OLR Bill Analysis

HB 5533 (as amended by House Amendment “A”)*

AN ACT CONCERNING VACANCIES IN CERTAIN TOWN OFFICES AND MINORITY REPRESENTATION.

SUMMARY:

With certain exceptions, this bill requires towns holding November municipal elections in odd-numbered years to include on the ballot elective positions for municipal boards and commissions that are vacant on the August 15th before the election. The bill sets an election calendar for making party endorsements and circulating nominating petitions. It prohibits a primary for the purpose of determining a party nominee.

For minority representation purposes (see BACKGROUND), the bill switches the order for filling full-term positions and vacancies (i. e. , unexpired term positions) on boards and commissions whose members are elected. Current law requires vacancies to be filled before full-term positions. The bill instead requires full-term positions to be filled first.

*House Amendment “A” adds the provisions establishing the election calendar and switching the order for filling full-term positions and vacancies on elected boards and commissions.

EFFECTIVE DATE: July 1, 2012

EXCEPTIONS TO VACANCY ELECTIONS

The bill's provisions to do not apply (1) to legislative bodies and regional and local boards of education or (2) when an appointment has been made or a special election process has begun pursuant to the board's or commission's statutory procedure for filling vacancies (see BACKGROUND).

CALENDAR

Under the bill, a town committee may endorse a candidate for the unexpired term. In this case, the committee's presiding officer and secretary must certify the nomination to the town clerk by the August 30th before the election. The bill prohibits a party from holding a primary to determine its nominee. Instead, the certified, party-endorsed candidate is considered the party's nominee.

The bill allows petitioning and minor party candidates to circulate petitions to obtain ballot access. The petitions must be submitted to the town clerk no later than the 36th day before the election and filed with the secretary of the state no later than two days after the submission.

BACKGROUND

Minority Representation

The minority representation law restricts the maximum number of members of one political party who can serve on certain state and municipal boards and commissions. Once candidates from the same political party fill the maximum allowable slots, the highest vote getters from any other party or parties, or unaffiliated candidates, fill the remaining positions. Table 1 provides the minority representation requirement.
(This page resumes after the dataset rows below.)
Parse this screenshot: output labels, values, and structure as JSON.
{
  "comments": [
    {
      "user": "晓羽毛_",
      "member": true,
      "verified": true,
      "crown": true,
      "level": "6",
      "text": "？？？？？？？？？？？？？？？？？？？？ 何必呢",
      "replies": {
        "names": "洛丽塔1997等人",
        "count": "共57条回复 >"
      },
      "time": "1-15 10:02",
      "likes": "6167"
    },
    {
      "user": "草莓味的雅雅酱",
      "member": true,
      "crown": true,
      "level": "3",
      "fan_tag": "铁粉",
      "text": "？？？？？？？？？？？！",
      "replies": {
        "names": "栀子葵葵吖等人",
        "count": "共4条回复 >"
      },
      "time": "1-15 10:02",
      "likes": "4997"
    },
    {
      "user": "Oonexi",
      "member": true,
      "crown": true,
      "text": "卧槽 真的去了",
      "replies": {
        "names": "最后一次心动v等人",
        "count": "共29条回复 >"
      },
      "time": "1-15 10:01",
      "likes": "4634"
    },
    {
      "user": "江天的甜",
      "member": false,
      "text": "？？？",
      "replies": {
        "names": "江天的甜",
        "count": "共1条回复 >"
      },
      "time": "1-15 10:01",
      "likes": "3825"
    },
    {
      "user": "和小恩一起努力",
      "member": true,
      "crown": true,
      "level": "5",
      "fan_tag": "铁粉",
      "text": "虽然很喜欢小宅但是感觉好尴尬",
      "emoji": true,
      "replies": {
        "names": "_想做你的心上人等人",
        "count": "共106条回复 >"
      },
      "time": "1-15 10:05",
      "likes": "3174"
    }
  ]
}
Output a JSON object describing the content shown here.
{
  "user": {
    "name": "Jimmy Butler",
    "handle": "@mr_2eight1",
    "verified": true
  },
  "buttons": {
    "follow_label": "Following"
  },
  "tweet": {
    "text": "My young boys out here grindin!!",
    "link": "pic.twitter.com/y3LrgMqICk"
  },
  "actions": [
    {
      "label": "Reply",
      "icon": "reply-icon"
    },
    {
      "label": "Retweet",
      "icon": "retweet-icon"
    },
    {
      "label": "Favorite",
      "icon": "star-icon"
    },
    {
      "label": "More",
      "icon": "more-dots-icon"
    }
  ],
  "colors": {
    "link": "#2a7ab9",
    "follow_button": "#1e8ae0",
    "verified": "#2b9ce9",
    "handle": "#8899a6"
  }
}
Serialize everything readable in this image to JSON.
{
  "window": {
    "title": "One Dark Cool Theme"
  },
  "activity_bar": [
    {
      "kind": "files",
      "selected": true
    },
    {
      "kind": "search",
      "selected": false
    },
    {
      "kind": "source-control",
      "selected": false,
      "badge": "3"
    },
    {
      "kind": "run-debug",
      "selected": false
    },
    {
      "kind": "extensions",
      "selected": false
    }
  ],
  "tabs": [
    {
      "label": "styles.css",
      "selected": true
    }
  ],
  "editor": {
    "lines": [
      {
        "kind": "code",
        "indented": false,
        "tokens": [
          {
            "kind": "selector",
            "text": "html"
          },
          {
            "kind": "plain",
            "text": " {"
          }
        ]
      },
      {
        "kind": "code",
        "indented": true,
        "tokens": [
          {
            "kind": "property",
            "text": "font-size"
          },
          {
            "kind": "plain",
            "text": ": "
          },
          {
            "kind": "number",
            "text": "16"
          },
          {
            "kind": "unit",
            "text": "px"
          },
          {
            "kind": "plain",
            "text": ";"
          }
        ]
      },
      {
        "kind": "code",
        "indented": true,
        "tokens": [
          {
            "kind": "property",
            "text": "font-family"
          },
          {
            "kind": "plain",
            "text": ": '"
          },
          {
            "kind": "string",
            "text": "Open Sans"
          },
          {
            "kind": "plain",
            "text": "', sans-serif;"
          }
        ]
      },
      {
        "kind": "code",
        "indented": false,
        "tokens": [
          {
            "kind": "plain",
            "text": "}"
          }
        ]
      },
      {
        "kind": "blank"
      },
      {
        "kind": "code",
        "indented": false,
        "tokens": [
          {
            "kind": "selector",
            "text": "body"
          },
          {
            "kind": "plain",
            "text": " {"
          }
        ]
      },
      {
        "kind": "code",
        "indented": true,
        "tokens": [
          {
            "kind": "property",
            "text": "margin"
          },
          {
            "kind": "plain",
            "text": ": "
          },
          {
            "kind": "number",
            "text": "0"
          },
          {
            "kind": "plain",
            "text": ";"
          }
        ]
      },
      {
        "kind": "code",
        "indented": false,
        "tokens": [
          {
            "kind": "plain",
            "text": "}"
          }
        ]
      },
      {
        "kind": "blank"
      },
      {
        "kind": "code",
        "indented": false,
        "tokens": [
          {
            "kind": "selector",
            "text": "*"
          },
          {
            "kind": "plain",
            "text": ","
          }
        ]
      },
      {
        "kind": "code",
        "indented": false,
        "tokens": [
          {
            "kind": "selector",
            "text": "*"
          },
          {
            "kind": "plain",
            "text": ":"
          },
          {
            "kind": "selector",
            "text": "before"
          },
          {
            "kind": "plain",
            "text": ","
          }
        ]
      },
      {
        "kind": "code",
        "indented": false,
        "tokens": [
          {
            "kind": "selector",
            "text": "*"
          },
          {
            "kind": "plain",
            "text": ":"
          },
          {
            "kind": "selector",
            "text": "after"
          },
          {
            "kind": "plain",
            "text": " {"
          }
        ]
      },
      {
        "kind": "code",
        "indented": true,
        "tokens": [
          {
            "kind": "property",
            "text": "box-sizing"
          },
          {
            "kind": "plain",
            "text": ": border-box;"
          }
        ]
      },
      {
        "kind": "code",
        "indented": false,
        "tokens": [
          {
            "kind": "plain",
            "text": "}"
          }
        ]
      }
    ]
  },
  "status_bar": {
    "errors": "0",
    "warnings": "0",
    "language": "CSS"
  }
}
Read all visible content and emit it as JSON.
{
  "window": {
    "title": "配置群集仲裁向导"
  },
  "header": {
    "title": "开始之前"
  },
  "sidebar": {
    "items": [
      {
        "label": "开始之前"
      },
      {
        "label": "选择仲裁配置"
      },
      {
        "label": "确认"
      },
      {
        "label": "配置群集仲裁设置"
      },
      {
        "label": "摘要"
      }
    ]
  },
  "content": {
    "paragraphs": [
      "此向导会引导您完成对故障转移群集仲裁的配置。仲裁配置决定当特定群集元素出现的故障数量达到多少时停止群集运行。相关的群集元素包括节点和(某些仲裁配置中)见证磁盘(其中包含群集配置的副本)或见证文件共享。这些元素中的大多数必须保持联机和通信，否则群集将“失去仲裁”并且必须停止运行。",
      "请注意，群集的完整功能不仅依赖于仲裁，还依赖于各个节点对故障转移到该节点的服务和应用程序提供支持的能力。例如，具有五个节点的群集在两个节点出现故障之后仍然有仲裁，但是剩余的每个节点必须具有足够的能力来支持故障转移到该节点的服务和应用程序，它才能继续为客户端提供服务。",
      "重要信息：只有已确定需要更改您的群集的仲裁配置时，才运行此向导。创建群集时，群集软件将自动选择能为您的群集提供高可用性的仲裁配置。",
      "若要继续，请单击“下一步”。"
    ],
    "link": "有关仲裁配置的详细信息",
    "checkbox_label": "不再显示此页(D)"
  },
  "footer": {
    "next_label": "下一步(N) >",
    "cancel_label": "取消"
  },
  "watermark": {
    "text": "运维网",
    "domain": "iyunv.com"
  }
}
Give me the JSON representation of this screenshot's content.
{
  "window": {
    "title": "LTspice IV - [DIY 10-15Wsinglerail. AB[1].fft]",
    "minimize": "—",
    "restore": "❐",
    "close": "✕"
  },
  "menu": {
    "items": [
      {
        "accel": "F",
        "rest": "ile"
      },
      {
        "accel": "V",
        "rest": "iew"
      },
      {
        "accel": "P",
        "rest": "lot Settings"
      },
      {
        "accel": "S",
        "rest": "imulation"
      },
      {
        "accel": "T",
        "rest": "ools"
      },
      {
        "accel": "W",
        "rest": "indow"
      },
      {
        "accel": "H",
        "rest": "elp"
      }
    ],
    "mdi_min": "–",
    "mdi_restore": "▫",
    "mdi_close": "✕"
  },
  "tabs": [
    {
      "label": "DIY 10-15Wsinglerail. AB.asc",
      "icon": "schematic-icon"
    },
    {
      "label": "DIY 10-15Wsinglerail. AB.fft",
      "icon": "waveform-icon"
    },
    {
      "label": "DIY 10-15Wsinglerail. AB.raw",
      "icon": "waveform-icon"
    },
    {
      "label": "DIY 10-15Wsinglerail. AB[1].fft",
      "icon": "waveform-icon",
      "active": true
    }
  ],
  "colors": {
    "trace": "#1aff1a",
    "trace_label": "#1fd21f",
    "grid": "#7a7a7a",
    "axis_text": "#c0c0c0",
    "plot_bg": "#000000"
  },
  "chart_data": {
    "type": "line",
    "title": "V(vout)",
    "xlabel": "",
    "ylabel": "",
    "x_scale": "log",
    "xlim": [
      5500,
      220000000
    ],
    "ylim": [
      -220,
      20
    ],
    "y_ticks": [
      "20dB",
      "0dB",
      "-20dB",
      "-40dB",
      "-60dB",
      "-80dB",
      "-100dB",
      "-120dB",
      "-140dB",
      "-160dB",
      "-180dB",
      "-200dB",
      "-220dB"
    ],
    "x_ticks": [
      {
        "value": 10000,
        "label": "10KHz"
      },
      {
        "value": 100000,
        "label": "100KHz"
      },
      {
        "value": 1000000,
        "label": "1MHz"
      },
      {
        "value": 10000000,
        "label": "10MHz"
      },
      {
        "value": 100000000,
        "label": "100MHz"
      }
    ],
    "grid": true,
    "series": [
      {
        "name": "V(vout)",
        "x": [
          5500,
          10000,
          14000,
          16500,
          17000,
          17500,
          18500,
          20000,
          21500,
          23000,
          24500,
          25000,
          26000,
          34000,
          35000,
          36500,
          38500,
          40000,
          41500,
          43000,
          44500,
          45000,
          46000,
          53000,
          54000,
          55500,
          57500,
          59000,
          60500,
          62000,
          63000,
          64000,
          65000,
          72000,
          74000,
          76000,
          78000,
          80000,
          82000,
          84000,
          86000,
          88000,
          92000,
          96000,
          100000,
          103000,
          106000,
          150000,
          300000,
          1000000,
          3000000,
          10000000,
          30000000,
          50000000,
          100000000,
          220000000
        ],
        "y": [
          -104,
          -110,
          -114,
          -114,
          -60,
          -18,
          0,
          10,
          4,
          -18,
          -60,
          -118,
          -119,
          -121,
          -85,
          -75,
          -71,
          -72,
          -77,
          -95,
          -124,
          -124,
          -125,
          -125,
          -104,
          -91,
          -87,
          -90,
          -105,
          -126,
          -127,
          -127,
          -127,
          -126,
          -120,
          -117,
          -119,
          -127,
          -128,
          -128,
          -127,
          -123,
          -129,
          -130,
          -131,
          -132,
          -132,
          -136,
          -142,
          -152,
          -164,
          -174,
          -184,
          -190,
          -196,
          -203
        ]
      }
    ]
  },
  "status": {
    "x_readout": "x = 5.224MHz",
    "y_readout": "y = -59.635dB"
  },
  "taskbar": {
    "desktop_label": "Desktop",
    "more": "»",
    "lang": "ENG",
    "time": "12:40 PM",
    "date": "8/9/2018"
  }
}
Table 1: Minority Representation Requirement

Total Membership

Maximum from One Party

3

2

4

3

5

4

6

4

7

5

8

5

9

6

More than 9

Two-thirds of total membership

Filling Vacancies on Elected Municipal Board and Commissions

The law generally establishes a procedure for filling vacancies on elected boards and commissions. Table 2 provides examples of these procedures for various municipal boards and commissions.

Table 2: Procedures for Filling Vacancies

Board or Commission

Procedure

Municipal Economic Development Commissions

(CGS 7-136)

The chief executive authority fills the vacancy for the unexpired portion of the term.

Board of Police Commissioners

(CGS 7-275)

The board of selectmen have the authority by majority vote to fill the vacancy until the next town election when the position is put on the ballot for the unexpired portion of the term.

Board of Finance

(CGS 7-343)

The remaining board members appoint a successor by majority vote at a special meeting. The successor serves until the next town election when the position is put on the ballot for the unexpired portion of the term.

Zoning Board of Appeals

(CGS 8-5)

The board of selectmen or chief executive officer fills the vacancy for the unexpired portion of the term.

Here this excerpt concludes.